Le crayon lui-même le sait, mais je ne peux déchiffrer ses mouvements désordonnés et incertains. Je pourrais lui prendre la main, parler à sa place, combler cet inconnu qui m’appartient par quelque chose de mon invention à quoi j’irai me soumettre, que je reconnaîtrai comme mien, qui compensera l’égarement dans lequel je suis au milieu de l’immensité des forces que j’ignore.

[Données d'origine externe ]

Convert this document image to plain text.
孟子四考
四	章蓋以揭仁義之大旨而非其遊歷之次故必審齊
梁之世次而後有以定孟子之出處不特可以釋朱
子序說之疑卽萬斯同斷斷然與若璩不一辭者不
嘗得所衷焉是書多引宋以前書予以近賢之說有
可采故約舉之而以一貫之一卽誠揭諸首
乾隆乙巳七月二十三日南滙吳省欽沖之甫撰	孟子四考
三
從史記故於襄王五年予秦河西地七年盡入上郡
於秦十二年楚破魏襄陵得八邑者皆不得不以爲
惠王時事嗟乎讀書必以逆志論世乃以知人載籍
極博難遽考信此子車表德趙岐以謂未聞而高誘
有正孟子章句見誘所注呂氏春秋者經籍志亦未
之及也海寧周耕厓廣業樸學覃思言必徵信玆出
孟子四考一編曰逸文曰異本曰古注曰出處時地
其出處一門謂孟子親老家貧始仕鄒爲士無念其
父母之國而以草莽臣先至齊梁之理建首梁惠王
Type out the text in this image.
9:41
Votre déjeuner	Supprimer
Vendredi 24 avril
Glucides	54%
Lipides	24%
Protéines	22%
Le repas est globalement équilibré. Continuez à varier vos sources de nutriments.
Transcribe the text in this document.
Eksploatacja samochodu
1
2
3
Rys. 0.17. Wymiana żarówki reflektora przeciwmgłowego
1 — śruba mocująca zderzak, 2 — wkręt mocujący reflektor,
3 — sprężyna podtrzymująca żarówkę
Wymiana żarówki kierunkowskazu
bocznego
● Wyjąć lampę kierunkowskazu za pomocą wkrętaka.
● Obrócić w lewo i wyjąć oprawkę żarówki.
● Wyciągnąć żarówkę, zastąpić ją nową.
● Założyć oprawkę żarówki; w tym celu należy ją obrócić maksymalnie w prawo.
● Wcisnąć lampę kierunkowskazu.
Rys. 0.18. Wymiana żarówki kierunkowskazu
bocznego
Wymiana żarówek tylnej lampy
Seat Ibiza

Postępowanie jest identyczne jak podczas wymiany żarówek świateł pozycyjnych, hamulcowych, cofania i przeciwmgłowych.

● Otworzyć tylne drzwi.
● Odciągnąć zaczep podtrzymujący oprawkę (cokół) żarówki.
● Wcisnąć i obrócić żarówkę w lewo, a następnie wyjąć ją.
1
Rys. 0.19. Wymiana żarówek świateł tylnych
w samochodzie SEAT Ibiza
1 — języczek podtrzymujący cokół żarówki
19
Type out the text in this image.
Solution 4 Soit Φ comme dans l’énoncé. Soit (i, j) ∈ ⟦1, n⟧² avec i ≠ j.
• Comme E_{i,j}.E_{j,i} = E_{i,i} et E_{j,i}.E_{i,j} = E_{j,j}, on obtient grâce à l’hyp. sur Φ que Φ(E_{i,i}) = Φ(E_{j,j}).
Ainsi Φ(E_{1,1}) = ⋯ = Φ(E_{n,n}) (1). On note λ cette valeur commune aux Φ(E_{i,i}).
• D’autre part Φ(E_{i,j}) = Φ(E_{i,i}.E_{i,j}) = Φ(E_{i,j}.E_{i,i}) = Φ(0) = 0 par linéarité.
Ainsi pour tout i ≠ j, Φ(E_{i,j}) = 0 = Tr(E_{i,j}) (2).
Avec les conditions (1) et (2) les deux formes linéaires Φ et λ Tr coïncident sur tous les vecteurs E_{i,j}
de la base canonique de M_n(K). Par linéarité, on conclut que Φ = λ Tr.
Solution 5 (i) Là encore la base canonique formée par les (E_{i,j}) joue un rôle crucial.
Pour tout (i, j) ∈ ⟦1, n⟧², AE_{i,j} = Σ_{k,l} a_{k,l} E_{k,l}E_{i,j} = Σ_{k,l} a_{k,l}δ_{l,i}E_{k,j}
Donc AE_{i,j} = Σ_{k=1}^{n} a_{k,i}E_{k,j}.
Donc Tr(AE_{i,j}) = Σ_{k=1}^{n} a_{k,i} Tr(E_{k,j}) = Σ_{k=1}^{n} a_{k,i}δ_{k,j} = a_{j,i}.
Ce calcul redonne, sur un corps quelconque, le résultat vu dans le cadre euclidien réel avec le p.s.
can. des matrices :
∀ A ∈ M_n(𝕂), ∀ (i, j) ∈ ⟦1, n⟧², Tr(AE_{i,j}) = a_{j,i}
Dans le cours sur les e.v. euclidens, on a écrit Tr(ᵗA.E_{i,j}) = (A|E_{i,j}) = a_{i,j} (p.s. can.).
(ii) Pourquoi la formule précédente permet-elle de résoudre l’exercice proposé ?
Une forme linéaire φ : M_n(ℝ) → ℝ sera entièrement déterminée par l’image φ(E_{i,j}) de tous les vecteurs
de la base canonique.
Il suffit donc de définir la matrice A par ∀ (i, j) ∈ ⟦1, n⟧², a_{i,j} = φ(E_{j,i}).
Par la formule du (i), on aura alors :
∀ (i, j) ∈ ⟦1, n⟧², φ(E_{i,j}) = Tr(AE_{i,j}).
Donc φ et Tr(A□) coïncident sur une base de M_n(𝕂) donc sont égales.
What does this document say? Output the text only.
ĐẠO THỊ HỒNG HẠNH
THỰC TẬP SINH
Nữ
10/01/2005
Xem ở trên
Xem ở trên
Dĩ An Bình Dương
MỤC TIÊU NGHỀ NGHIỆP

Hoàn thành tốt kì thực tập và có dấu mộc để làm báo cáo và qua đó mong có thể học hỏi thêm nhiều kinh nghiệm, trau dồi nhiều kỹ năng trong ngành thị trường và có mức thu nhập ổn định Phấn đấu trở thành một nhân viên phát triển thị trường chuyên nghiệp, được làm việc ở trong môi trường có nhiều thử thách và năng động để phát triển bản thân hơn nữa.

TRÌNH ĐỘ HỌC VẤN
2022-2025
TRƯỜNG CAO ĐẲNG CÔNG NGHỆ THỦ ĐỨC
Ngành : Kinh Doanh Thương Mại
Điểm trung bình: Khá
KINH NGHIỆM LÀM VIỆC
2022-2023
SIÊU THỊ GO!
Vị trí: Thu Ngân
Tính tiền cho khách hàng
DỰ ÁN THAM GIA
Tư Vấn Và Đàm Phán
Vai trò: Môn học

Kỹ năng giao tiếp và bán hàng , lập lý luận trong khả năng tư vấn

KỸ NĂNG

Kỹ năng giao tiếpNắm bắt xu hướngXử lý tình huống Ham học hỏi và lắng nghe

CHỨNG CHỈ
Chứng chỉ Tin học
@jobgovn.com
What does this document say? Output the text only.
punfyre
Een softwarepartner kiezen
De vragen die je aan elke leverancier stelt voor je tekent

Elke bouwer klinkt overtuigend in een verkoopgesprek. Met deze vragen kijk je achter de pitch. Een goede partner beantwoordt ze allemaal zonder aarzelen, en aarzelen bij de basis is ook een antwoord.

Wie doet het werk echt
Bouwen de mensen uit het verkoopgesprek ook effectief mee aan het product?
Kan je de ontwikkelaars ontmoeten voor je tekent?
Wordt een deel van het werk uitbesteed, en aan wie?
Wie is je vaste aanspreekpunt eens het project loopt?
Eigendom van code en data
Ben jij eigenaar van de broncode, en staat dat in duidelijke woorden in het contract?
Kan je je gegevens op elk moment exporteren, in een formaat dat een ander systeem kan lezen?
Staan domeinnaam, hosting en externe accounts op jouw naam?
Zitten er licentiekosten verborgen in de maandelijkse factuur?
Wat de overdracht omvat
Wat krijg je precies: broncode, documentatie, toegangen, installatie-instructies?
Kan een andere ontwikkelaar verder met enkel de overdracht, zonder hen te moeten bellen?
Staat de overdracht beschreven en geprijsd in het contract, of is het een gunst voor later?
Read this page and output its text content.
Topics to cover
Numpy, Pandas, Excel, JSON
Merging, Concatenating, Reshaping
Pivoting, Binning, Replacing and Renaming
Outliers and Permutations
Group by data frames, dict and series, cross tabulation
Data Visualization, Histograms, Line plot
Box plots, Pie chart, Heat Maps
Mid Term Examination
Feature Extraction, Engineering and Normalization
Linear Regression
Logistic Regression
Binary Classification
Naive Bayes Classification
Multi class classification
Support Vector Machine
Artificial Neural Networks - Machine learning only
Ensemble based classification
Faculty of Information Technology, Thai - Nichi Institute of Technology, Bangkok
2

Je triche avec le crayon en le maintenant en main, en le guidant, c’est un cheval lui aussi que je tiens par le mors alors que je voudrais qu’il m’emmène au-delà de mon sentier connu, hors de mon équilibre, qu’il me relie à des orbes plus vastes, qu’il m’invite à danser hors de mon corps enfermé. Il faudrait qu’il soit musique ! lui aussi.
Qu’il abandonne les mots pour n’en garder que le fluide, qu’il abandonne la trace pour ne garder que le mouvement, le désir et sa réalisation.
Mais un crayon ne chante pas… si ! je l’entends chanter, doucement, grattouiller. Comme un vers qui grignote, une petite souris… saura-t-elle un jour jouer du piano ? Peut-être, lorsque nous monterons tous deux sur le cheval. Elle sera là, conquise par le grand rire de mon ami, elle jouera de ses pattes fines, de son museau, de ses moustaches. Je dois la garder près de moi, j’ai bien vu à quel point je suis désespérément maladroit depuis que je ne raconte plus l’histoire du cheval-piano. Je vais te présenter, petite souris, je vais te faire adopter, nous irons tous trois courtiser la musique.